You were such a disarming

lover of vowels,

I couldn’t believe

a word your said.

Then you took up

spelling backwards

and I refused

to rhyme.


This simplicity is not to say that her poems are not full of meaning, depth, and complexity. To say otherwise would be an insult, for here is a poet who clearly chooses her words to ask questions rather than answer them, to bring iniquity to light rather than to solve problems. Her words are clear but deep, like a blue lake you can look into and see the bottom but it’s not until you dive into the water that you fully experience the layers and levels therein. They ask questions about war and violence, men and women, prey and predator, wilderness, domestication, death, loss, love, and whether we aren’t “all in the grips / of something more or less unbelievable?”

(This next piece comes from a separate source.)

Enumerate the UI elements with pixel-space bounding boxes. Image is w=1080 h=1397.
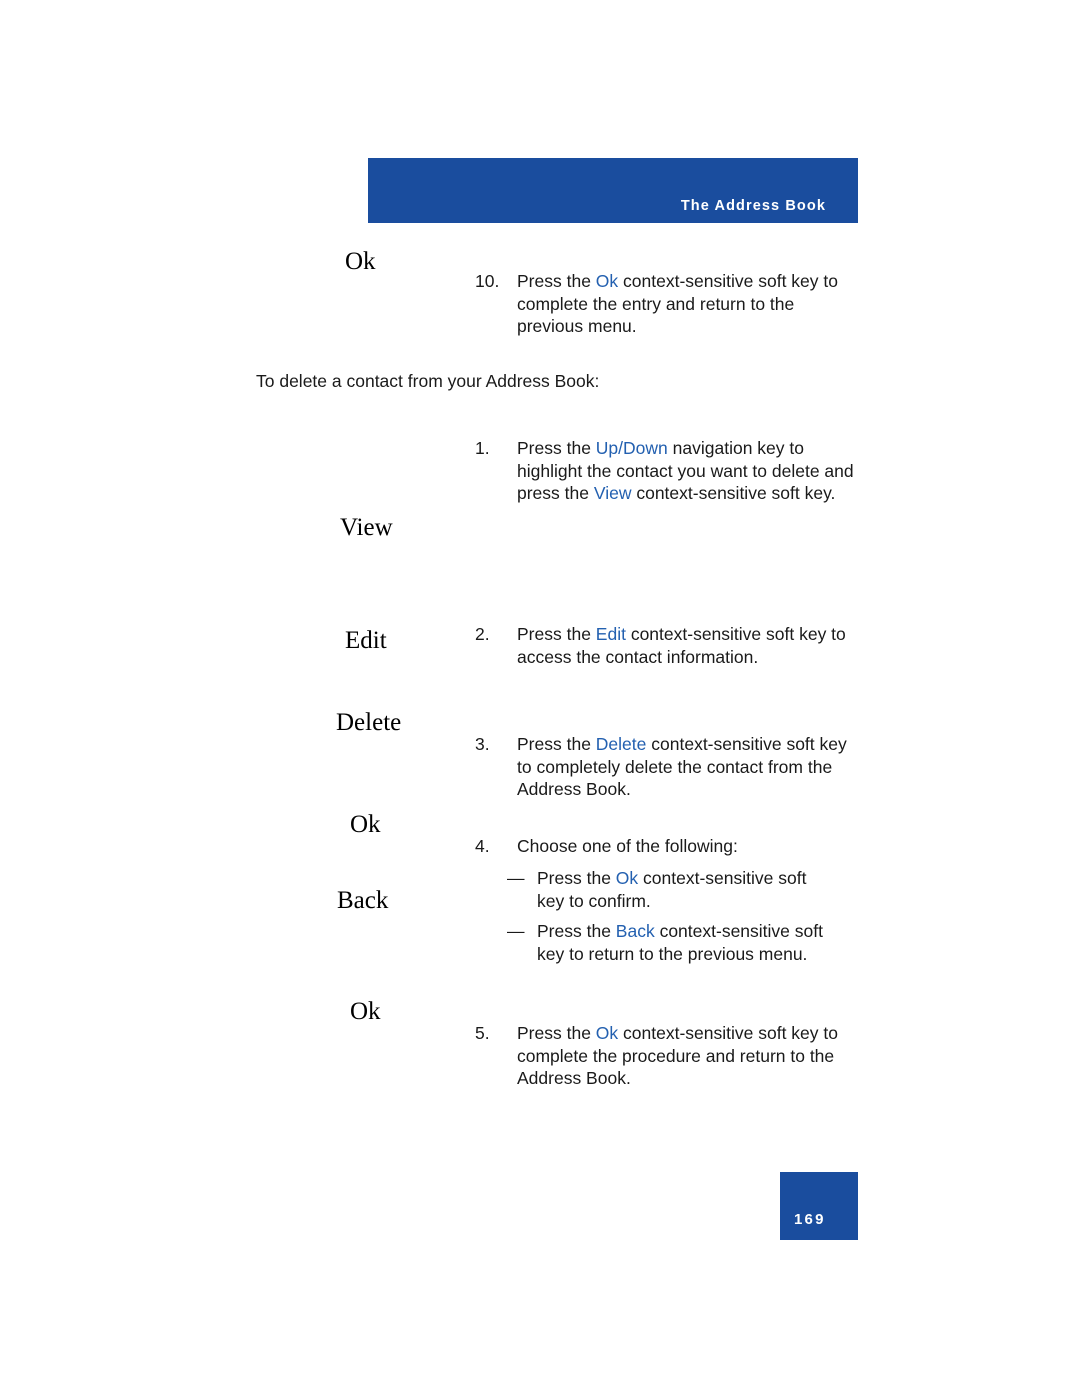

The collection is just long enough that you become accustomed to her style without quite getting tired of it, and I suppose the only thing I can say against her poetry is that if the book were longer, the rhythms and structure might become too common, no longer surprising, and thus lose some of their power. A bit more variety of beat and arrangement on the page could have helped to keep the words as fresh as possible, but honestly, that’s the only real fault I can find with the book.

Her poems are, in a way, intensely personal, but as she shares her experiences with us, they become universal. She shows us her scar tissue and lets it rend apart our flesh as well. And they all share a common nostalgia, a memory of a wound or a joy rather than the fresh blood or the present smile, a sepia-toned image retouched and brought to life again.

No track, no earthbound sign to lead us on.

Just wings, and the memory of wings. Just cries,

and the memory of cries. After snow

everything not visible.

– Trackless 

And so we read the memory of her wings and of her cries and together we take flight.

Her poems, particularly her nature poems, remind me very much of my favorite band, Shearwater, so for a bit of trans-media, I’ve included the video to one of my favorite Shearwater songs.


Overall, a haunting and passionate book of poetry, and a quick and accessible read. Recommended for all who love poetry, wordcraft, or naturalism.